A confidential 2012 police crime intelligence report, a copy of which City Press has seen, reveals how these syndicates flourish because of porous borders, inadequate controls and local meat shortages.
The crime intelligence report says the syndicates are also involved in money laundering, bribery and, in some cases, narcotics and trafficking.
The report was compiled after South Africa’s red meat industry bodies apparently warned authorities that water buffalo meat was being smuggled into the country.
The report, called “Criminal syndicates and the meat market”, reveals that an Interpol investigation has found South Africans are members of syndicates that smuggle meat from Asia, South America and our neighbouring states into the country.
The quality and content of South Africa’s meat was thrust into the spotlight this week in the wake of a Stellenbosch University report titled “A high incidence of species substitution and mislabelling detected in meat products sold in South Africa”.
The report, published in an international journal, revealed that water buffalo, donkey and goat were present in 68% of the meat products tested by the Stellenbosch researchers.
Water buffalo was discovered in a number of meat products and was used as a substitute for beef in mince. It was also added to burger patties and sausages, the researchers found.
It is not illegal to sell water buffalo meat in South Africa.
But only small amounts of the meat are legally imported.
The police’s report was also sparked by a November 2011 meat scandal when a well-known meat supplier, Cape Town’s Orion Cold Storage, was exposed for relabelling pork products as halaal.
Orion was also accused of importing water buffalo meat from India and selling it as beef.
The police’s report says water buffalo products are cheaply available in Pakistan and India – where there are around 80 million of these animals – but the meat is uncertified and not safe.

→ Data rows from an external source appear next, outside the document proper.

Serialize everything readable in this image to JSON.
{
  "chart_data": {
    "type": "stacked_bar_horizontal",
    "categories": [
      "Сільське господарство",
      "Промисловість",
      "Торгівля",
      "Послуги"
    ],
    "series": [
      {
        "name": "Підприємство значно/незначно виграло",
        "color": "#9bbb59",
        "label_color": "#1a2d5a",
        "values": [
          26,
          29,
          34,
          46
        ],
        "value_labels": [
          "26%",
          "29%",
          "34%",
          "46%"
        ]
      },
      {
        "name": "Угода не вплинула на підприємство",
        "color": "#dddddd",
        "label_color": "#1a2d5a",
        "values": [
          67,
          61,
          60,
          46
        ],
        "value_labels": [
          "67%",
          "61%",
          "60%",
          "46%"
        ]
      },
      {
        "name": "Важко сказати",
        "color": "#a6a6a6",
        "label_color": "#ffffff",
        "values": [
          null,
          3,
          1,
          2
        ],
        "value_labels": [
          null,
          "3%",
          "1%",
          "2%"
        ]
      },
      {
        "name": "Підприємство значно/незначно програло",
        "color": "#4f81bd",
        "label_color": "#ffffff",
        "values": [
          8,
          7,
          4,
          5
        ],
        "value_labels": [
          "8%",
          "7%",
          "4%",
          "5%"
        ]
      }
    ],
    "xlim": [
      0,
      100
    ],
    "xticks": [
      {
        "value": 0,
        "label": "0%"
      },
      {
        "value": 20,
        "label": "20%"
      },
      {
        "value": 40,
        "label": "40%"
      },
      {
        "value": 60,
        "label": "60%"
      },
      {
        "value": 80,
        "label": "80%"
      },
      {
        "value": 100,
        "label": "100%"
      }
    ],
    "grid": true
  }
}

Foot and mouth disease is among the concerns.
The produce is frozen in Asia before being shipped to ports like Durban or Maputo.
The report doesn’t indicate if any police probe is under way into the illegal meat trade, and police had not responded to requests for comment at the time of going to press.
The chairperson of the Red Meat Industry Forum, Dave Ford, said he did not know the extent of the criminal importation of meat.